We found a few other interesting things in the process, including this really large fish bone from Point Hope.
I’m pretty sure it’s some sort of cod (Gadid) but exactly what sort? It’s really big. If I have time, I’ll talk to the curator of fish, but the mission is walrus samples at the moment.
WALRUS – Walrus Adaptability and Long-term Responses; Using multi-proxy data to project Sustainability
We are seeking students (high school or college) to work in the archaeological laboratory on artifacts as part of several NSF-funded research projects. The lab crew will be working on processing artifacts excavated at Nuvuk, Walakpa and other North Slope sites.
This will involve cleaning (gently), sorting, marking, cataloging and preparing some items for transfer to a long-term repository. We will also be going through and sorting some frozen organic samples from an earlier project in Barrow that have been sent back from New York State.
We also will be attempting to find walrus bones in these collections for analysis at UAF. There is a possibility for student travel in connection with that project.
You do not need any prior experience; we can train you. Many archaeology crew members start as high school students. Once you learn how to do the work, scheduling can be very flexible. If you have skills in drawing, photography, or data entry, we can really use your help as well! Starting wages will depend on experience and qualifications.
To apply, send a resume and cover letter to Anne Jensen, email@example.com as soon as possible. You can use the contact form below for questions.
I have gotten far enough along in getting over the back surgery that I finally have enough energy to do things that are not strictly essential for work or staying fed. So we are ramping things up in the lab.
We are looking for a few more people to work in the lab here in Barrow, joining the current crew on weekdays or weekends. Due to the source of funding, these folks will need to be high school or college students. We are also looking for volunteers. I will post the announcements on here a static page and also as posts.
We aren’t sure yet if we will have funds available to do fieldwork this summer, but we are hopeful.
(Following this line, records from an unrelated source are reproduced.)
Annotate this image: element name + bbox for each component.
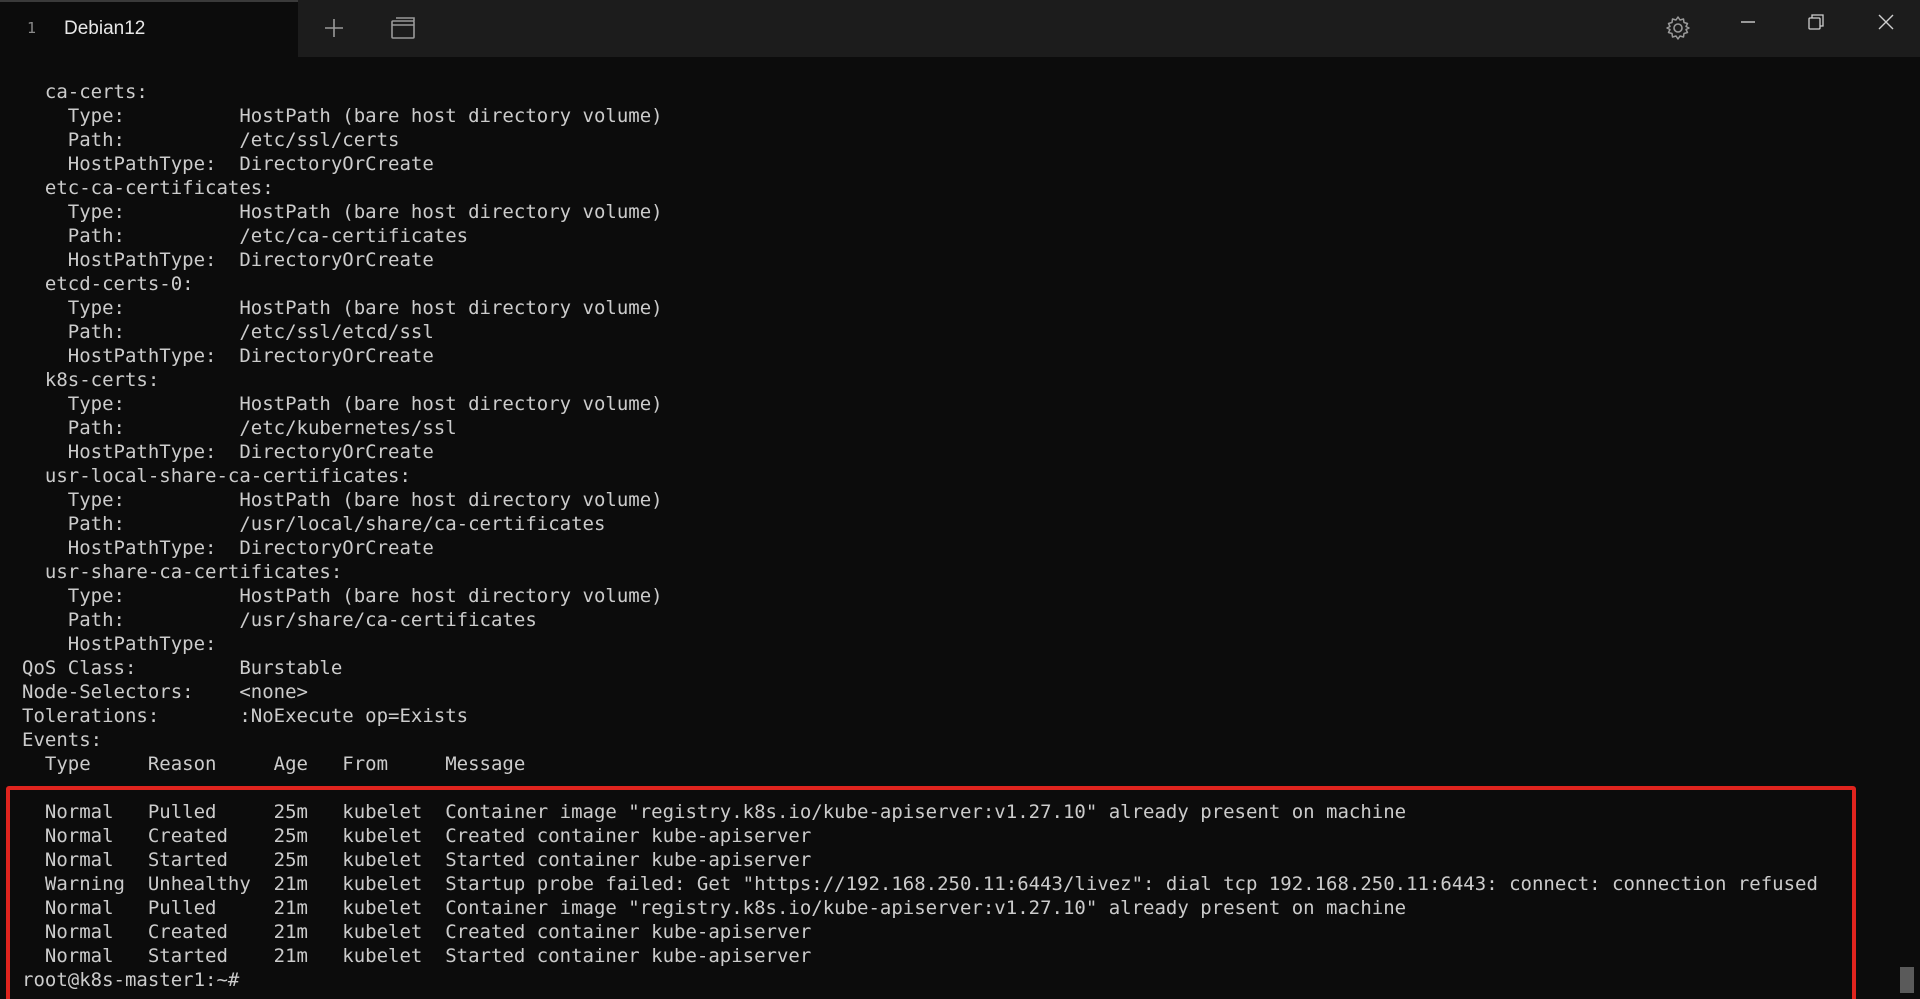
tab-dropdown-button[interactable]: [383, 8, 423, 48]
terminal-line: etc-ca-certificates:: [22, 177, 274, 199]
terminal-line: HostPathType: DirectoryOrCreate: [22, 441, 434, 463]
new-tab-button[interactable]: [314, 8, 354, 48]
terminal-line: Tolerations: :NoExecute op=Exists: [22, 705, 469, 727]
tab-debian12[interactable]: 1 Debian12: [0, 0, 298, 57]
minimize-button[interactable]: [1714, 0, 1782, 48]
terminal-line: QoS Class: Burstable: [22, 657, 343, 679]
terminal-line: Type: HostPath (bare host directory volu…: [22, 201, 663, 223]
scrollbar-thumb[interactable]: [1900, 967, 1914, 993]
terminal-line: Path: /usr/share/ca-certificates: [22, 609, 537, 631]
terminal-line: Node-Selectors: <none>: [22, 681, 308, 703]
terminal-line: HostPathType: DirectoryOrCreate: [22, 537, 434, 559]
terminal-line: Type Reason Age From Message: [22, 753, 526, 775]
terminal-line: HostPathType:: [22, 633, 217, 655]
restore-button[interactable]: [1782, 0, 1850, 48]
window-layout-icon: [389, 16, 417, 40]
terminal-line: Type: HostPath (bare host directory volu…: [22, 585, 663, 607]
terminal-line: Path: /etc/ssl/certs: [22, 129, 400, 151]
terminal-line: HostPathType: DirectoryOrCreate: [22, 153, 434, 175]
restore-icon: [1807, 13, 1825, 35]
gear-icon: [1665, 15, 1691, 41]
terminal-line: Type: HostPath (bare host directory volu…: [22, 105, 663, 127]
terminal-line: HostPathType: DirectoryOrCreate: [22, 345, 434, 367]
close-button[interactable]: [1852, 0, 1920, 48]
tab-title: Debian12: [64, 18, 146, 39]
title-bar: 1 Debian12: [0, 0, 1920, 57]
terminal-line: k8s-certs:: [22, 369, 160, 391]
close-icon: [1877, 13, 1895, 35]
terminal-line: ca-certs:: [22, 81, 148, 103]
terminal-line: Path: /usr/local/share/ca-certificates: [22, 513, 606, 535]
settings-button[interactable]: [1658, 8, 1698, 48]
tab-index: 1: [27, 19, 37, 37]
terminal-output[interactable]: ca-certs: Type: HostPath (bare host dire…: [0, 57, 1880, 999]
terminal-line: HostPathType: DirectoryOrCreate: [22, 249, 434, 271]
terminal-line: Type: HostPath (bare host directory volu…: [22, 297, 663, 319]
terminal-line: Path: /etc/kubernetes/ssl: [22, 417, 457, 439]
terminal-line: Type: HostPath (bare host directory volu…: [22, 393, 663, 415]
terminal-line: Path: /etc/ssl/etcd/ssl: [22, 321, 434, 343]
minimize-icon: [1739, 13, 1757, 35]
terminal-line: usr-share-ca-certificates:: [22, 561, 343, 583]
terminal-line: Events:: [22, 729, 103, 751]
vertical-scrollbar[interactable]: [1900, 57, 1914, 999]
events-highlight-box: [6, 786, 1856, 999]
terminal-line: etcd-certs-0:: [22, 273, 194, 295]
terminal-line: Type: HostPath (bare host directory volu…: [22, 489, 663, 511]
terminal-line: usr-local-share-ca-certificates:: [22, 465, 411, 487]
terminal-line: Path: /etc/ca-certificates: [22, 225, 469, 247]
plus-icon: [322, 16, 346, 40]
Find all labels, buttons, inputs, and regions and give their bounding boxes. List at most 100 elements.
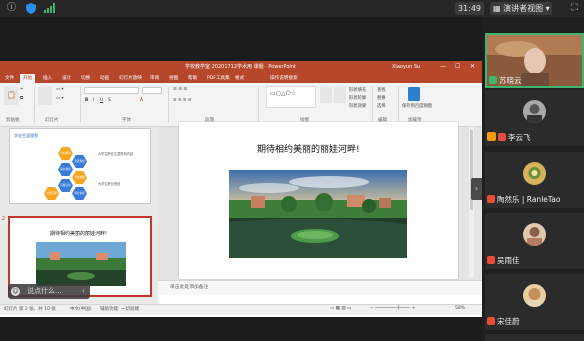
slide-thumbnail-1[interactable]: 学业生涯规划 学业规划 生涯规划 职业规划 专业技能 自我认知 社会实践 综合素…: [9, 128, 151, 204]
select-button[interactable]: 选择: [377, 103, 386, 109]
collapse-chat-icon[interactable]: ‹: [82, 286, 85, 297]
shape-outline-button[interactable]: 形状轮廓: [349, 95, 366, 101]
ribbon-tabs: 文件 开始 插入 设计 切换 动画 幻灯片放映 审阅 视图 帮助 PDF工具集 …: [0, 73, 482, 83]
hex-1: 学业规划: [58, 147, 73, 160]
info-icon[interactable]: ⓘ: [6, 3, 17, 14]
participant-tile[interactable]: 陶然乐 | RanleTao: [485, 152, 584, 208]
emoji-icon[interactable]: ☺: [11, 287, 20, 296]
maximize-icon[interactable]: ☐: [455, 61, 460, 73]
tab-insert[interactable]: 插入: [43, 74, 52, 83]
align-buttons[interactable]: ≡ ≡ ≡ ≡: [173, 98, 192, 103]
find-button[interactable]: 查找: [377, 87, 386, 93]
shape-effects-button[interactable]: 形状效果: [349, 103, 366, 109]
participant-name-row: 陶然乐 | RanleTao: [487, 194, 560, 205]
tab-review[interactable]: 审阅: [150, 74, 159, 83]
thumb1-note-2: 大学生职业规划: [98, 182, 121, 186]
hex-5: 自我认知: [58, 179, 73, 192]
tab-view[interactable]: 视图: [169, 74, 178, 83]
arrange-button[interactable]: [320, 87, 332, 103]
hex-4: 专业技能: [72, 171, 87, 184]
avatar: [523, 284, 546, 307]
shield-icon[interactable]: [25, 3, 36, 14]
bold-button[interactable]: B: [85, 98, 88, 103]
fullscreen-icon[interactable]: ⛶: [569, 3, 580, 14]
avatar: [523, 162, 546, 185]
view-mode-button[interactable]: ▦ 演讲者视图 ▾: [490, 2, 552, 15]
thumb2-photo: [36, 242, 126, 286]
participant-tile[interactable]: 宋佳蔚: [485, 274, 584, 330]
participant-name: 陶然乐 | RanleTao: [497, 195, 561, 204]
participant-name: 宋佳蔚: [497, 317, 520, 326]
baidu-netdisk-button[interactable]: [408, 87, 420, 101]
zoom-level[interactable]: 58%: [455, 306, 465, 311]
cut-icon[interactable]: ✂: [20, 87, 24, 92]
italic-button[interactable]: I: [93, 98, 94, 103]
bullets-button[interactable]: ☰ ☰ ☰: [173, 87, 187, 92]
tab-transitions[interactable]: 切换: [81, 74, 90, 83]
layout-button[interactable]: ▭ ▾: [56, 87, 64, 92]
ribbon-separator: [258, 87, 259, 123]
view-buttons[interactable]: ▭ ▦ ▤ ▭: [330, 306, 351, 311]
collapse-sidebar-button[interactable]: ›: [471, 178, 482, 200]
signal-icon[interactable]: [44, 3, 55, 14]
tab-pdf-tools[interactable]: PDF工具集: [207, 74, 230, 83]
font-size-select[interactable]: [142, 87, 162, 94]
avatar: [523, 100, 546, 123]
ribbon-separator: [168, 87, 169, 123]
tab-format[interactable]: 格式: [235, 74, 244, 83]
minimize-icon[interactable]: —: [440, 61, 446, 73]
chat-input-bar[interactable]: ☺ 说点什么... ‹: [8, 284, 90, 299]
replace-button[interactable]: 替换: [377, 95, 386, 101]
save-to-netdisk-label: 保存到百度网盘: [402, 104, 433, 109]
host-icon: [487, 132, 496, 141]
participant-tile-active[interactable]: 苏晓云: [485, 33, 584, 88]
notes-placeholder[interactable]: 单击此处添加备注: [170, 283, 208, 290]
copy-icon[interactable]: ⧉: [20, 96, 23, 101]
tab-file[interactable]: 文件: [5, 74, 14, 83]
participant-name-row: 吴雨佳: [487, 255, 520, 266]
hex-3: 职业规划: [58, 163, 73, 176]
avatar: [523, 223, 546, 246]
participant-name-row: 苏晓云: [489, 75, 522, 86]
font-color-button[interactable]: A: [140, 98, 143, 103]
new-slide-button[interactable]: [38, 87, 52, 105]
group-slides: 幻灯片: [45, 118, 59, 123]
underline-button[interactable]: U: [100, 98, 103, 103]
close-icon[interactable]: ✕: [470, 61, 475, 73]
mic-on-icon: [489, 76, 497, 84]
strikethrough-button[interactable]: S: [108, 98, 111, 103]
tab-animations[interactable]: 动画: [100, 74, 109, 83]
slide-title[interactable]: 期待相约美丽的丽娃河畔!: [257, 142, 387, 155]
tab-home[interactable]: 开始: [20, 74, 36, 83]
tab-help[interactable]: 帮助: [188, 74, 197, 83]
tab-slideshow[interactable]: 幻灯片放映: [119, 74, 142, 83]
mic-off-icon: [487, 256, 495, 264]
hex-6: 社会实践: [44, 187, 59, 200]
chat-input-placeholder[interactable]: 说点什么...: [27, 286, 62, 297]
tab-design[interactable]: 设计: [62, 74, 71, 83]
section-button[interactable]: ▭ ▾: [56, 96, 64, 101]
ppt-title-bar: 学校教学室 20201712学术用 课题 · PowerPoint Xiaoyu…: [0, 61, 482, 73]
group-clipboard: 剪贴板: [6, 118, 20, 123]
ppt-user-name: Xiaoyun Su: [392, 64, 421, 70]
tell-me-search[interactable]: 操作说明搜索: [270, 74, 298, 83]
screen-share-background: [0, 17, 482, 61]
view-mode-label: 演讲者视图: [503, 4, 544, 13]
zoom-slider[interactable]: − ────────┼──── +: [370, 306, 416, 311]
participant-tile[interactable]: 吴雨佳: [485, 213, 584, 269]
participant-name-row: 李云飞: [487, 132, 531, 143]
mic-off-icon: [487, 195, 495, 203]
hex-7: 综合素质: [72, 187, 87, 200]
hex-2: 生涯规划: [72, 155, 87, 168]
thumb2-title: 期待相约美丽的丽娃河畔!: [50, 231, 108, 237]
quick-styles-button[interactable]: [334, 87, 346, 103]
mic-off-icon: [498, 133, 506, 141]
campus-river-photo[interactable]: [229, 170, 407, 258]
thumb1-title: 学业生涯规划: [14, 133, 38, 138]
font-name-select[interactable]: [84, 87, 139, 94]
ribbon-separator: [398, 87, 399, 123]
shape-fill-button[interactable]: 形状填充: [349, 87, 366, 93]
participant-tile[interactable]: 李云飞: [485, 90, 584, 146]
participant-name: 李云飞: [508, 133, 531, 142]
participant-tile-partial[interactable]: [485, 334, 584, 341]
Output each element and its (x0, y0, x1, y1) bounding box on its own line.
If we do get into the field this summer, people who have lab experience will have priority for fieldwork jobs.
If you are interested, please contact me ASAP. Please pass this on to anyone you know who might be interested.
The fun with radiocarbon dates continues. I did manage to get a proposal off to a client, make some preparations for the summer field season and take care of the usual admin sorts of things. Otherwise, I was working on the C14 dates.
It was slow going, in part because I read French much more slowly than I do English, and I was working my way through the Blumer compendium of St. Lawrence dates, which requires looking in at least 3 places to figure out how to evaluate the dates. In some cases, one also has to go to other books to look at what the original excavator recorded (or didn’t). Thank goodness for the American Museum of Natural History and their very nice downloadable PDFs (although the link seems troubled at the moment) of their Anthropological Papers. I had a couple of them on my hard drive, which saved me a trip to get the actual books.
Anyway, St. Lawrence is going to be quite a mess. There are a lot of whale and walrus dates, and Dumond has calculated a correction for them by paired dating with terrestrial plants. The only problem is that the whales in St. Lawrence are the same stock as the whales they catch here, and whalebone C14 doesn’t turn over very fast (a couple of decades at least) so they average the ∂C13 over that period. That means that the correction factor for those whales should be the same anywhere in their range. We’ve worked on it here for the Nuvuk graves, and the correction factor that works is much smaller. I’m guessing walrus ingest relatively huge amounts of old carbon and skewed the calculations…
There was a very nice evening sky on the way home.